If epinephrine isn’t available by protocol to be used in a drip form in the treatment of anaphylactic shock, dopamine may be substituted. However, a higher dose range of dopamine (over 5 micrograms/kg/minute) will be needed to approach the beneficial alpha and beta stimulating effects of epinephrine.
Racemic epinephrine and/or albuterol nebulizer treatment may be helpful in more stable anaphylactic patients that are breathing well enough to utilize it. If the patient has been successfully intubated, one of both of these agents can be added via in-line nebulization.
Additional treatment includes the use of antihistamines (typically diphenhydramine 25-50mg adult or 1mg/kg pediatric — IV or IM) and steroids. Glucagon may be helpful, especially if the patient presents with anaphylactic shock and is on beta blocker medication. (Epinephrine may not be as effective in these cases). While helpful, these drugs are clearly second-line to basic airway maneuvers, epinephrine and fluids.
What Can EMS Learn from This Case?
- Allergic reaction and anaphylaxis is a relatively common occurrence for EMS crews and other health-care providers. In most cases, it’s easily treated with excellent results.
- On the other hand, anaphylactic shock is a rare, extreme presentation of anaphylaxis with a mortality of up to 70%. Expected symptoms and signs of allergic reactions often aren’t present possibly making the diagnosis more difficult. This combination of very rare presentation along with the paucity of expected physical findings may delay delivery of one of the primary therapies — epinephrine. A history of recent Hymenoptera or fire ant sting should immediately suggest risk for anaphylactic shock. Food ingestion of shellfish or nuts should raise the question as well. Early suspicion and recognition of anaphylactic shock is paramount for all medical providers dealing with emergent patients.
- In hopes of emphasizing the importance of epinephrine in anaphylactic shock, I propose a slight change to the standard “A, B, C” primary survey routine we all know so well. When dealing with patients that may indeed be suffering from anaphylactic shock, we should be thinking “A, B, E and C.” As we stabilize the airway in these patients, the epinephrine needs to be brought out and ready.

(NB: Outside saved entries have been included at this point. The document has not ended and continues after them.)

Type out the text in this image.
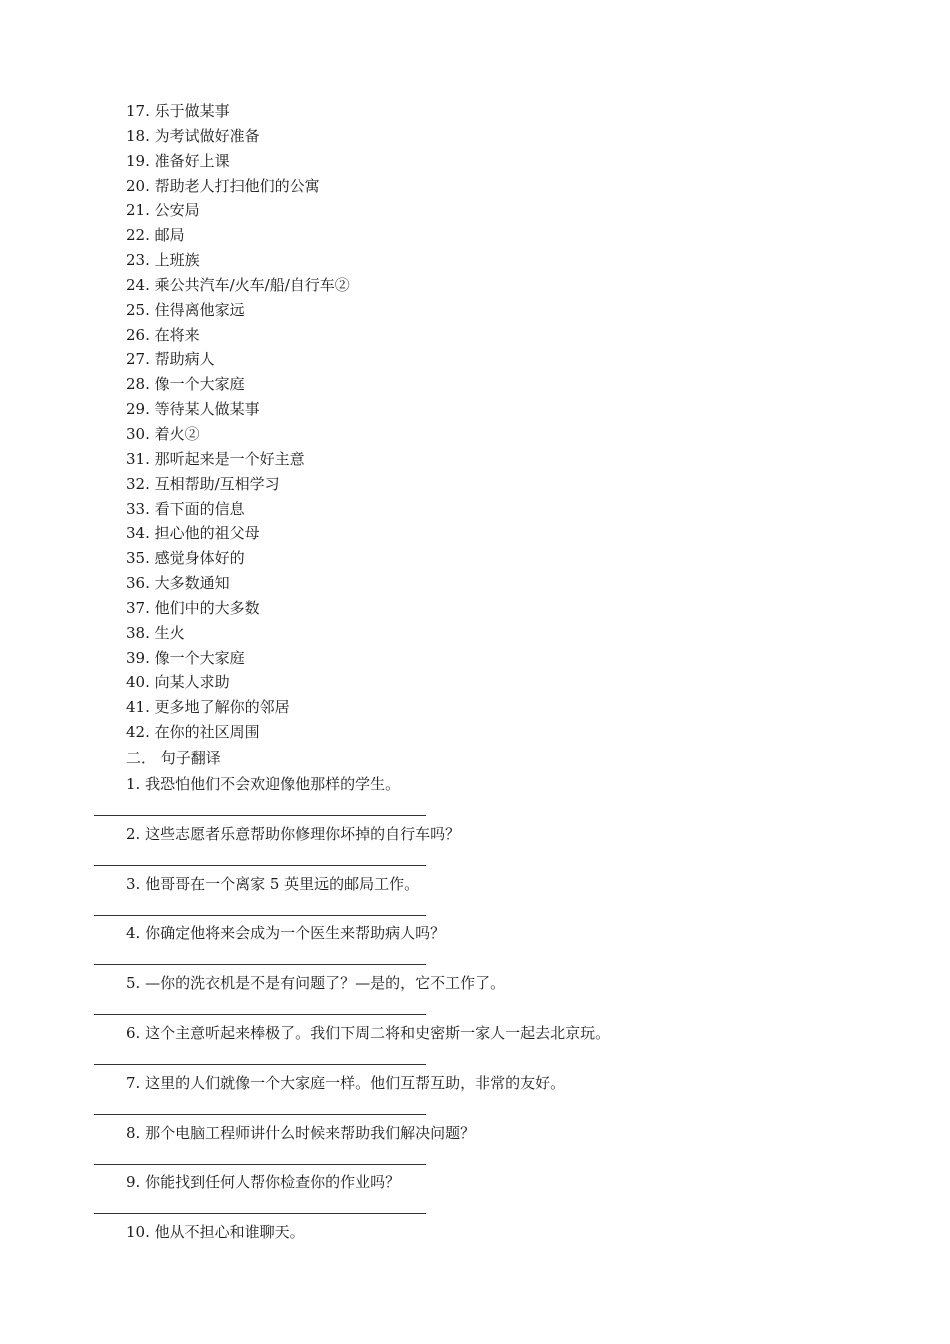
17. 乐于做某事
18. 为考试做好准备
19. 准备好上课
20. 帮助老人打扫他们的公寓
21. 公安局
22. 邮局
23. 上班族
24. 乘公共汽车/火车/船/自行车②
25. 住得离他家远
26. 在将来
27. 帮助病人
28. 像一个大家庭
29. 等待某人做某事
30. 着火②
31. 那听起来是一个好主意
32. 互相帮助/互相学习
33. 看下面的信息
34. 担心他的祖父母
35. 感觉身体好的
36. 大多数通知
37. 他们中的大多数
38. 生火
39. 像一个大家庭
40. 向某人求助
41. 更多地了解你的邻居
42. 在你的社区周围
二． 句子翻译
1. 我恐怕他们不会欢迎像他那样的学生。
2. 这些志愿者乐意帮助你修理你坏掉的自行车吗？
3. 他哥哥在一个离家 5 英里远的邮局工作。
4. 你确定他将来会成为一个医生来帮助病人吗？
5. —你的洗衣机是不是有问题了？—是的，它不工作了。
6. 这个主意听起来棒极了。我们下周二将和史密斯一家人一起去北京玩。
7. 这里的人们就像一个大家庭一样。他们互帮互助，非常的友好。
8. 那个电脑工程师讲什么时候来帮助我们解决问题？
9. 你能找到任何人帮你检查你的作业吗？
10. 他从不担心和谁聊天。
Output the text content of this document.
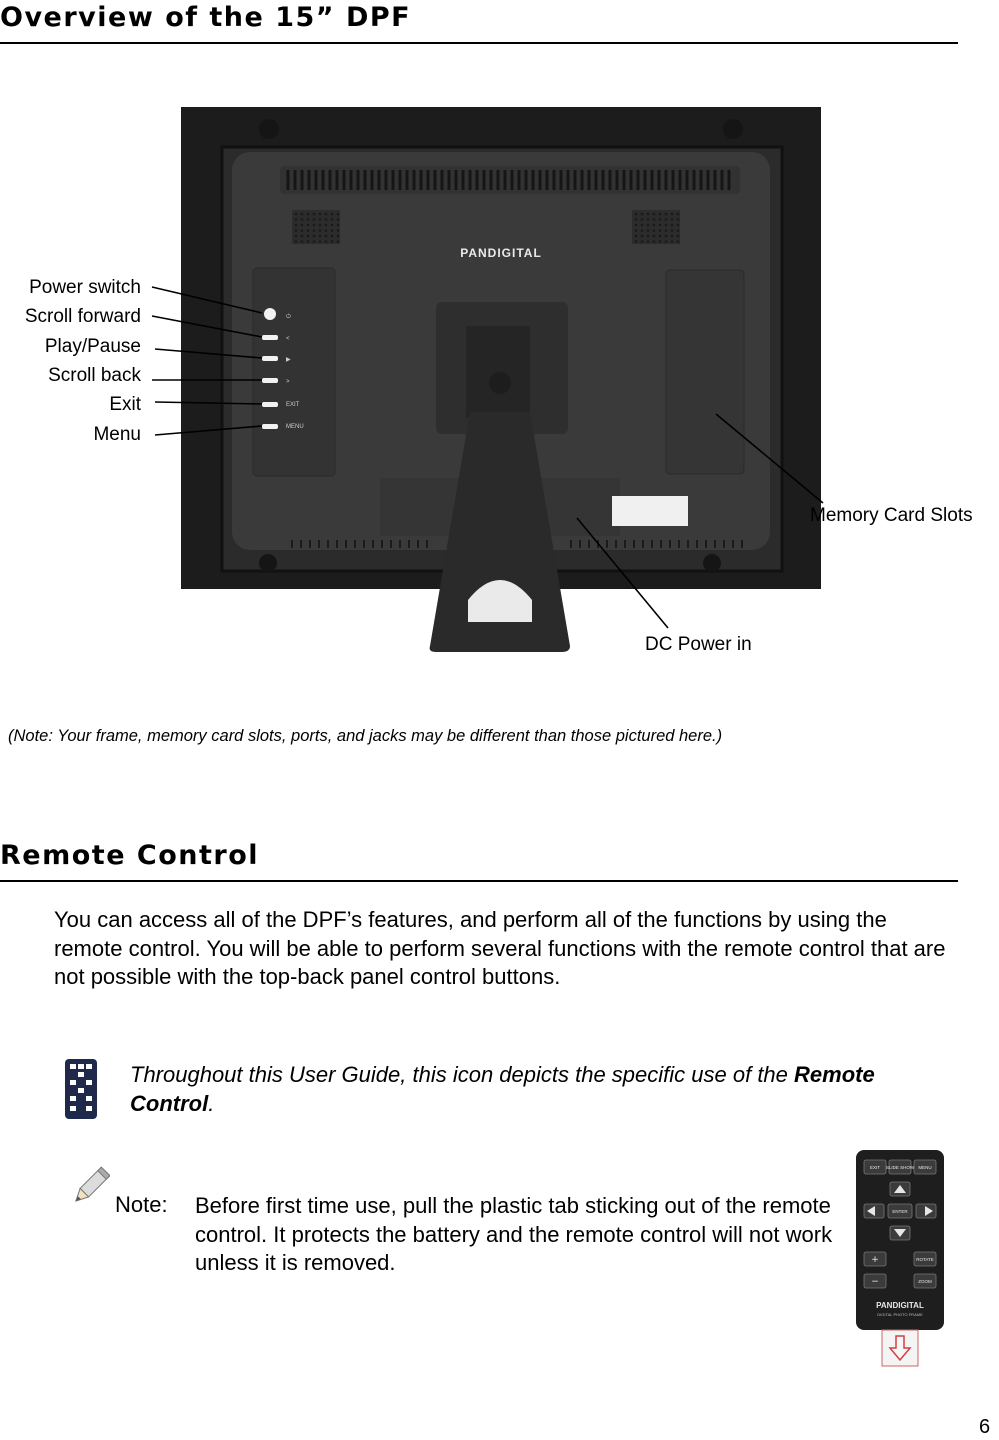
Overview of the 15” DPF
PANDIGITAL
⏻
<
▶
>
EXIT
MENU
Power switch
Scroll forward
Play/Pause
Scroll back
Exit
Menu
Memory Card Slots
DC Power in
(Note: Your frame, memory card slots, ports, and jacks may be different than those pictured here.)
Remote Control
You can access all of the DPF’s features, and perform all of the functions by using the remote control. You will be able to perform several functions with the remote control that are not possible with the top-back panel control buttons.
Throughout this User Guide, this icon depicts the specific use of the Remote Control.
Note: Before first time use, pull the plastic tab sticking out of the remote control. It protects the battery and the remote control will not work unless it is removed.
EXIT SLIDE SHOW MENU
ENTER
ROTATE
ZOOM
+
−
PANDIGITAL
DIGITAL PHOTO FRAME
6
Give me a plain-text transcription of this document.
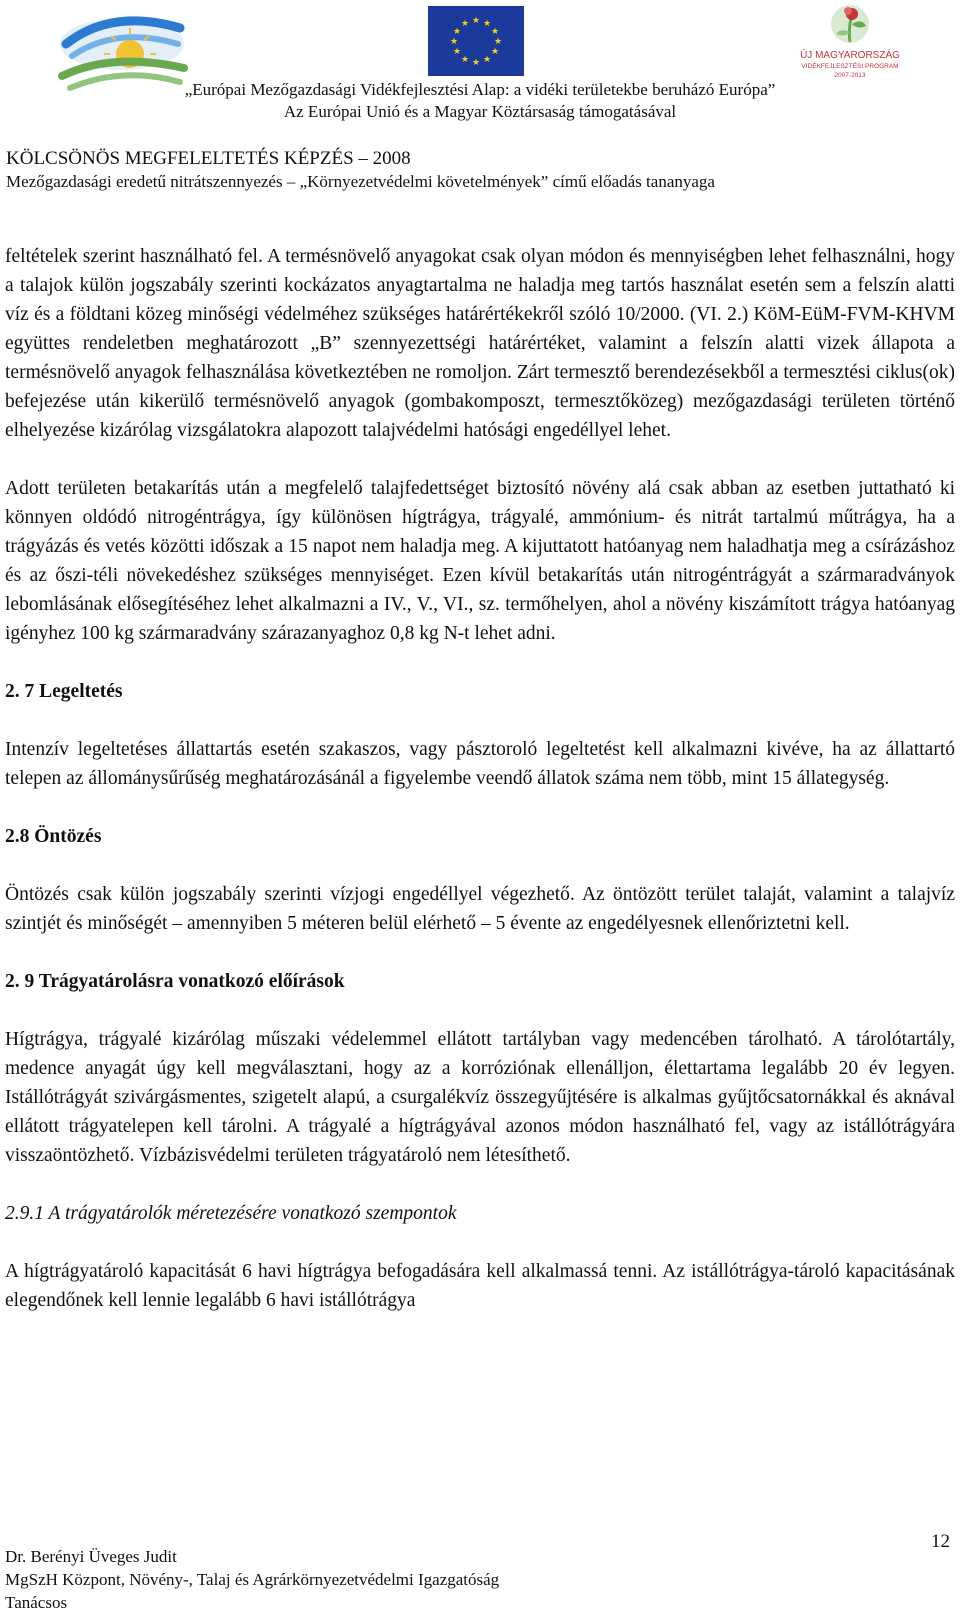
★ ★
★
★
★
★
★
★
★
★
★
★
ÚJ MAGYARORSZÁG
VIDÉKFEJLESZTÉSI PROGRAM
2007-2013
„Európai Mezőgazdasági Vidékfejlesztési Alap: a vidéki területekbe beruházó Európa”
Az Európai Unió és a Magyar Köztársaság támogatásával
KÖLCSÖNÖS MEGFELELTETÉS KÉPZÉS – 2008
Mezőgazdasági eredetű nitrátszennyezés – „Környezetvédelmi követelmények” című előadás tananyaga

feltételek szerint használható fel. A termésnövelő anyagokat csak olyan módon és mennyiségben lehet felhasználni, hogy a talajok külön jogszabály szerinti kockázatos anyagtartalma ne haladja meg tartós használat esetén sem a felszín alatti víz és a földtani közeg minőségi védelméhez szükséges határértékekről szóló 10/2000. (VI. 2.) KöM-EüM-FVM-KHVM együttes rendeletben meghatározott „B” szennyezettségi határértéket, valamint a felszín alatti vizek állapota a termésnövelő anyagok felhasználása következtében ne romoljon. Zárt termesztő berendezésekből a termesztési ciklus(ok) befejezése után kikerülő termésnövelő anyagok (gombakomposzt, termesztőközeg) mezőgazdasági területen történő elhelyezése kizárólag vizsgálatokra alapozott talajvédelmi hatósági engedéllyel lehet.

Adott területen betakarítás után a megfelelő talajfedettséget biztosító növény alá csak abban az esetben juttatható ki könnyen oldódó nitrogéntrágya, így különösen hígtrágya, trágyalé, ammónium- és nitrát tartalmú műtrágya, ha a trágyázás és vetés közötti időszak a 15 napot nem haladja meg. A kijuttatott hatóanyag nem haladhatja meg a csírázáshoz és az őszi-téli növekedéshez szükséges mennyiséget. Ezen kívül betakarítás után nitrogéntrágyát a szármaradványok lebomlásának elősegítéséhez lehet alkalmazni a IV., V., VI., sz. termőhelyen, ahol a növény kiszámított trágya hatóanyag igényhez 100 kg szármaradvány szárazanyaghoz 0,8 kg N-t lehet adni.

2. 7 Legeltetés

Intenzív legeltetéses állattartás esetén szakaszos, vagy pásztoroló legeltetést kell alkalmazni kivéve, ha az állattartó telepen az állománysűrűség meghatározásánál a figyelembe veendő állatok száma nem több, mint 15 állategység.

2.8 Öntözés

Öntözés csak külön jogszabály szerinti vízjogi engedéllyel végezhető. Az öntözött terület talaját, valamint a talajvíz szintjét és minőségét – amennyiben 5 méteren belül elérhető – 5 évente az engedélyesnek ellenőriztetni kell.

2. 9 Trágyatárolásra vonatkozó előírások

Hígtrágya, trágyalé kizárólag műszaki védelemmel ellátott tartályban vagy medencében tárolható. A tárolótartály, medence anyagát úgy kell megválasztani, hogy az a korróziónak ellenálljon, élettartama legalább 20 év legyen. Istállótrágyát szivárgásmentes, szigetelt alapú, a csurgalékvíz összegyűjtésére is alkalmas gyűjtőcsatornákkal és aknával ellátott trágyatelepen kell tárolni. A trágyalé a hígtrágyával azonos módon használható fel, vagy az istállótrágyára visszaöntözhető. Vízbázisvédelmi területen trágyatároló nem létesíthető.

2.9.1 A trágyatárolók méretezésére vonatkozó szempontok

A hígtrágyatároló kapacitását 6 havi hígtrágya befogadására kell alkalmassá tenni. Az istállótrágya-tároló kapacitásának elegendőnek kell lennie legalább 6 havi istállótrágya

12
Dr. Berényi Üveges Judit
MgSzH Központ, Növény-, Talaj és Agrárkörnyezetvédelmi Igazgatóság
Tanácsos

The only question is, “Which dilution and route will we choose to administer it by?” Assessment of the “C” should then answer that question.
- Epinephrine auto-injectors are extremely important to patients with known prior reactions to potential antigens or triggers for anaphylactic shock. All EMS crews, especially BLS providers, should be thoroughly familiar with the use of auto-injectors either from ambulance stock or the patient’s personal device — if available at the scene.
- The MedPage Today survey mentioned above also found that 72% of children known by school nurses to be at risk of anaphylaxis didn’t have epinephrine available to them at the school. In my opinion, EMS agencies and ED staff should team with pediatricians and allergists to actively encourage parents, as well as school administrators and nurses, to have epinephrine available for emergency use by nurses when anaphylaxis is suggested. In any event, expect in the majority of calls for pediatric anaphylaxis at schools to not be medicated with epinephrine prior to arrival.
- Patient education is fundamental in reducing unnecessary deaths due to anaphylactic shock. EMS professionals at all levels can provide an important public service to anyone with prior allergic reactions to the high-risk triggers for anaphylaxis. If you know people or encounter patients with this background, emphasize the importance of seeing their primary physician or an allergist for further evaluation. Advise these individuals of the risk of death or significant complications resulting from a severe allergic reaction. Tell these people that they may benefit from an epinephrine auto-injector, which they should have with them at all times.